A Idade Média, que vai do século V ao XV, é frequentemente chamada de “Idade das Trevas” – um termo bastante depreciativo.
Este rótulo surgiu durante o Renascimento e foi amplamente influenciado por autores, artistas e pensadores que queriam destacar as diferenças entre os séculos anteriores e a nova época deles próprios – que eles entendiam como um renascimento da cultura clássica grega e romana.

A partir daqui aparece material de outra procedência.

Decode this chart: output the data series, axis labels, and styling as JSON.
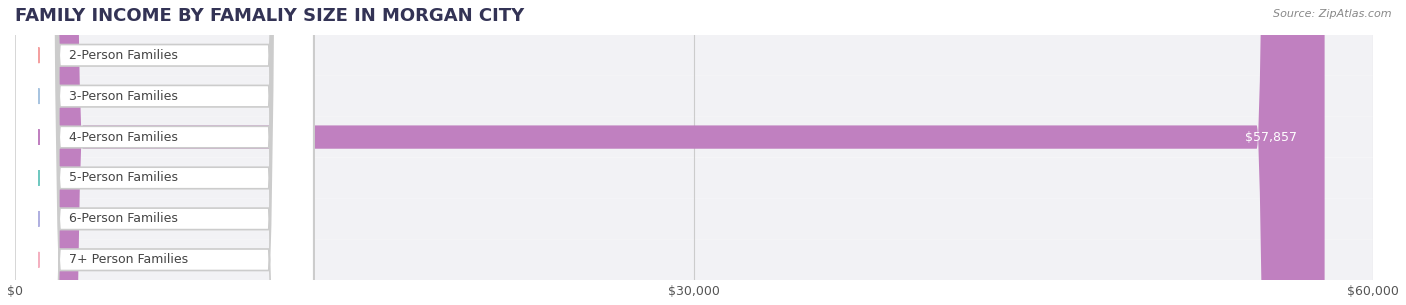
{
  "title": "FAMILY INCOME BY FAMALIY SIZE IN MORGAN CITY",
  "source": "Source: ZipAtlas.com",
  "categories": [
    "2-Person Families",
    "3-Person Families",
    "4-Person Families",
    "5-Person Families",
    "6-Person Families",
    "7+ Person Families"
  ],
  "values": [
    0,
    0,
    57857,
    0,
    0,
    0
  ],
  "bar_colors": [
    "#f4a0a0",
    "#a8c4e0",
    "#c080c0",
    "#70c8c0",
    "#b0b0e0",
    "#f4b0c0"
  ],
  "label_colors": [
    "#f4a0a0",
    "#a8c4e0",
    "#c080c0",
    "#70c8c0",
    "#b0b0e0",
    "#f4b0c0"
  ],
  "icon_colors": [
    "#f08080",
    "#80a8d8",
    "#a060b0",
    "#50b8b0",
    "#9090d0",
    "#f098b0"
  ],
  "xlim": [
    0,
    60000
  ],
  "xticks": [
    0,
    30000,
    60000
  ],
  "xticklabels": [
    "$0",
    "$30,000",
    "$60,000"
  ],
  "title_fontsize": 13,
  "label_fontsize": 9,
  "value_fontsize": 9,
  "background_color": "#ffffff",
  "row_bg_color": "#f2f2f5",
  "bar_height": 0.55,
  "figsize": [
    14.06,
    3.05
  ],
  "dpi": 100
}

Entretanto, é importante notar que reduzir dez séculos de história a meras “trevas” é uma avaliação subjetiva, fortemente influenciada por preconceitos e vieses, e falha em apreciar a complexidade e a diversidade da sociedade medieval, especialmente porque um tempo tão longo não pode ser simplesmente agrupados numa categoria única.
Petrarca, o notável estudioso e poeta italiano do século XIV, desempenhou um papel significativo na formação dessa percepção negativa da Idade Média – se esta era ou não a intenção dele, já é uma questão diferente. Conforme lemos em Medievalists.net, falar de um "tempo de trevas" ou de uma "época das luzes" é uma "metáfora fácil para afirmar que se está vivendo em tempos bons ou ruins". Petrarca usou essa metáfora para comparar a Antiguidade Clássica e Tardia com a sua própria época "e descobriu que não estava muito feliz com a situação corrente". Em uma de suas obras ele escreveu:
Meu destino é viver entre variadas e confusas tempestades. Mas para ti, quiçá, se, como espero e desejo, viveres muito depois de mim, seguir-se-á uma era melhor. Este sono de esquecimento não durará para sempre. Quando as trevas se dissiparem, nossos descendentes poderão voltar ao puro esplendor de outrora.
Nitidamente, a interpretação que Petrarca fazia da própria época sofria profunda influência da sua admiração pelas realizações da Grécia e da Roma antigas; assim, ele via no seu tempo uma era de declínio e ignorância, desfavoravelmente comparada com as realizações intelectuais do mundo clássico.
É essencial, no entanto, reconhecer que esse retrato um tanto negativo da Idade Média era em grande parte um exagero. Os pensadores renascentistas tendiam a idealizar o passado antigo, vendo-o como uma era dourada de sabedoria e refinamento cultural, o que não era necessariamente o caso. Em contraste, também viam na Idade Média um período de estagnação intelectual, dogmatismo religioso e atraso social, fechando os olhos para o fato (evidente) de que o Renascimento não surgiu do nada.
O viés contra a Idade Média pode ser atribuído a vários fatores. Por exemplo, os pensadores do Renascimento tiveram acesso limitado às fontes literárias e históricas da Idade Média, o que contribuiu para a falta de compreensão e valorização das realizações daqueles dez séculos. Além disso, o Renascimento foi marcado por um desejo de se distanciar da época anterior, e o descrédito da Idade Média serviu para enfatizar a suposta superioridade cultural e intelectual do final do século XV e do século XVI. Mas, principalmente, os conflitos religiosos e as tensões entre a Igreja Católica e os movimentos protestantes emergentes durante o Renascimento alimentaram as críticas à Idade Média.
Por uma questão de precisão histórica, é importante desafiar essa narrativa tendenciosa sobre a Idade Média. Embora seja verdade que a época teve a sua parcela de tribulações, também é verdade que foi uma época de grandes conquistas intelectuais, artísticas e culturais. A Idade Média testemunhou o surgimento de universidades, a preservação e transmissão de textos clássicos, avanços na arquitetura e engenharia e o florescimento da arte gótica. Aliás, se não fosse pelo trabalho meticuloso dos escritores e copistas medievais, os estudiosos do Renascimento dificilmente teriam conhecido os pensadores romanos ou gregos.